Warszawiacy oddali krew dla Lenki

2009-05-29 7:00

Żeby lekarze mogli uratować życie czteroletniej Lenki Błasiak chorej na białaczkę, potrzebna jest krew. Po naszym materiale o dziewczynce w Urzędzie Dzielnicy Wola została zorganizowana zbiórka krwi.

Po raz kolejny mieszkańcy stolicy udowodnili, że można na nich liczyć. Tym razem tłumnie odpowiedzieli na apel rodziców chorej Lenki. I przyszli do Urzędu Dzielnicy Wola, żeby... oddać krew.

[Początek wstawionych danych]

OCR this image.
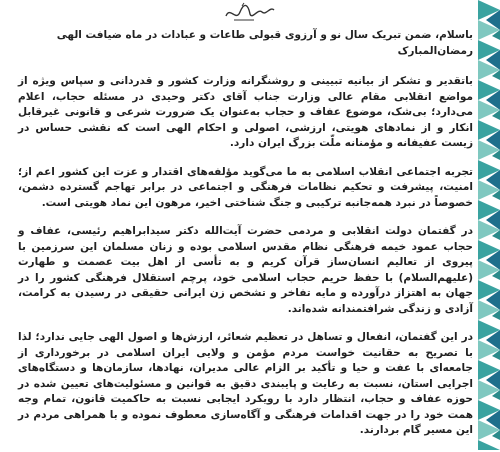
باسلام، ضمن تبریک سال نو و آرزوی قبولی طاعات و عبادات در ماه ضیافت الهی
رمضان‌المبارک

باتقدیر و تشکر از بیانیه تبیینی و روشنگرانه وزارت کشور و قدردانی و سپاس ویژه از مواضع انقلابی مقام عالی وزارت جناب آقای دکتر وحیدی در مسئله حجاب، اعلام می‌دارد؛ بی‌شک، موضوع عفاف و حجاب به‌عنوان یک ضرورت شرعی و قانونی غیرقابل انکار و از نمادهای هویتی، ارزشی، اصولی و احکام الهی است که نقشی حساس در زیست عفیفانه و مؤمنانه ملّت بزرگ ایران دارد.

تجربه اجتماعی انقلاب اسلامی به ما می‌گوید مؤلفه‌های اقتدار و عزت این کشور اعم از؛ امنیت، پیشرفت و تحکیم نظامات فرهنگی و اجتماعی در برابر تهاجم گسترده دشمن، خصوصاً در نبرد همه‌جانبه ترکیبی و جنگ شناختی اخیر، مرهون این نماد هویتی است.

در گفتمان دولت انقلابی و مردمی حضرت آیت‌الله دکتر سیدابراهیم رئیسی، عفاف و حجاب عمود خیمه فرهنگی نظام مقدس اسلامی بوده و زنان مسلمان این سرزمین با پیروی از تعالیم انسان‌ساز قرآن کریم و به تأسی از اهل بیت عصمت و طهارت (علیهم‌السلام) با حفظ حریم حجاب اسلامی خود، پرچم استقلال فرهنگی کشور را در جهان به اهتزاز درآورده و مایه تفاخر و تشخص زن ایرانی حقیقی در رسیدن به کرامت، آزادی و زندگی شرافتمندانه شده‌اند.

در این گفتمان، انفعال و تساهل در تعظیم شعائر، ارزش‌ها و اصول الهی جایی ندارد؛ لذا با تصریح به حقانیت خواست مردم مؤمن و ولایی ایران اسلامی در برخورداری از جامعه‌ای با عفت و حیا و تأکید بر الزام عالی مدیران، نهادها، سازمان‌ها و دستگاه‌های اجرایی استان، نسبت به رعایت و پایبندی دقیق به قوانین و مسئولیت‌های تعیین شده در حوزه عفاف و حجاب، انتظار دارد با رویکرد ایجابی نسبت به حاکمیت قانون، تمام وجه همت خود را در جهت اقدامات فرهنگی و آگاه‌سازی معطوف نموده و با همراهی مردم در این مسیر گام بردارند.
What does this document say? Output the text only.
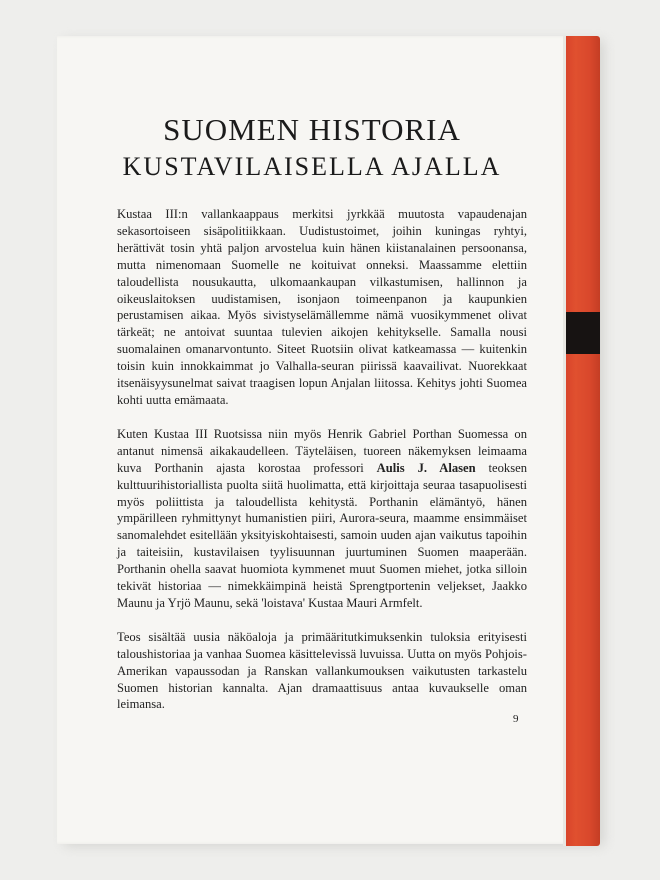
SUOMEN HISTORIA
KUSTAVILAISELLA AJALLA

Kustaa III:n vallankaappaus merkitsi jyrkkää muutosta vapaudenajan sekasortoiseen sisäpolitiikkaan. Uudistustoimet, joihin kuningas ryhtyi, herättivät tosin yhtä paljon arvostelua kuin hänen kiistanalainen persoonansa, mutta nimenomaan Suomelle ne koituivat onneksi. Maassamme elettiin taloudellista nousukautta, ulkomaankaupan vilkastumisen, hallinnon ja oikeuslaitoksen uudistamisen, isonjaon toimeenpanon ja kaupunkien perustamisen aikaa. Myös sivistyselämällemme nämä vuosikymmenet olivat tärkeät; ne antoivat suuntaa tulevien aikojen kehitykselle. Samalla nousi suomalainen omanarvontunto. Siteet Ruotsiin olivat katkeamassa — kuitenkin toisin kuin innokkaimmat jo Valhalla-seuran piirissä kaavailivat. Nuorekkaat itsenäisyysunelmat saivat traagisen lopun Anjalan liitossa. Kehitys johti Suomea kohti uutta emämaata.

Kuten Kustaa III Ruotsissa niin myös Henrik Gabriel Porthan Suomessa on antanut nimensä aikakaudelleen. Täyteläisen, tuoreen näkemyksen leimaama kuva Porthanin ajasta korostaa professori Aulis J. Alasen teoksen kulttuurihistoriallista puolta siitä huolimatta, että kirjoittaja seuraa tasapuolisesti myös poliittista ja taloudellista kehitystä. Porthanin elämäntyö, hänen ympärilleen ryhmittynyt humanistien piiri, Aurora-seura, maamme ensimmäiset sanomalehdet esitellään yksityiskohtaisesti, samoin uuden ajan vaikutus tapoihin ja taiteisiin, kustavilaisen tyylisuunnan juurtuminen Suomen maaperään. Porthanin ohella saavat huomiota kymmenet muut Suomen miehet, jotka silloin tekivät historiaa — nimekkäimpinä heistä Sprengtportenin veljekset, Jaakko Maunu ja Yrjö Maunu, sekä 'loistava' Kustaa Mauri Armfelt.

Teos sisältää uusia näköaloja ja primääritutkimuksenkin tuloksia erityisesti taloushistoriaa ja vanhaa Suomea käsittelevissä luvuissa. Uutta on myös Pohjois-Amerikan vapaussodan ja Ranskan vallankumouksen vaikutusten tarkastelu Suomen historian kannalta. Ajan dramaattisuus antaa kuvaukselle oman leimansa.

9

W specjalnie przygotowanej sali konferencyjnej zostały ustawione fotele dla krwiodawców i maszyny do pobierania. Żeby można było pomóc Lence, trzeba było czekać nawet kilkadziesiąt minut, bo tylu było chętnych pomóc dziewczynce. - Pierwszy raz oddawałam krew. Wiem, że jest ona bardzo potrzebna Lence. Mam nadzieję, że choć trochę pomogę jej w powrocie do zdrowia - mówi Ewa Przygodzka (28 l.), która pracuje w Agencji Restrukturyzacji i Modernizacji Rolnictwa.

Wesprzeć małą Lenę w chorobie przyszli także uczniowie Zespołu Szkół nr 36 im. M. Kasprzaka ze swoją nauczycielką wychowania fizycznego Lidią Wasilewską (49 l.).

- Zbiórka przyniosła zamierzony efekt. Przyszły setki osób i udało nam się zebrać 18,9 litra krwi. To wielki sukces! - cieszy się Monika Wiśnioch, radna Woli, która przygotowała akcję w Urzędzie Dzielnicy. Nie należy jednak zapominać, że krew jest ciągle potrzebna! Takie zbiórki Urząd organizuje cyklicznie, co 3 miesiące. Jest mnóstwo dzieci, którym trzeba pomóc w walce z tą straszną chorobą, jaką jest nowotwór.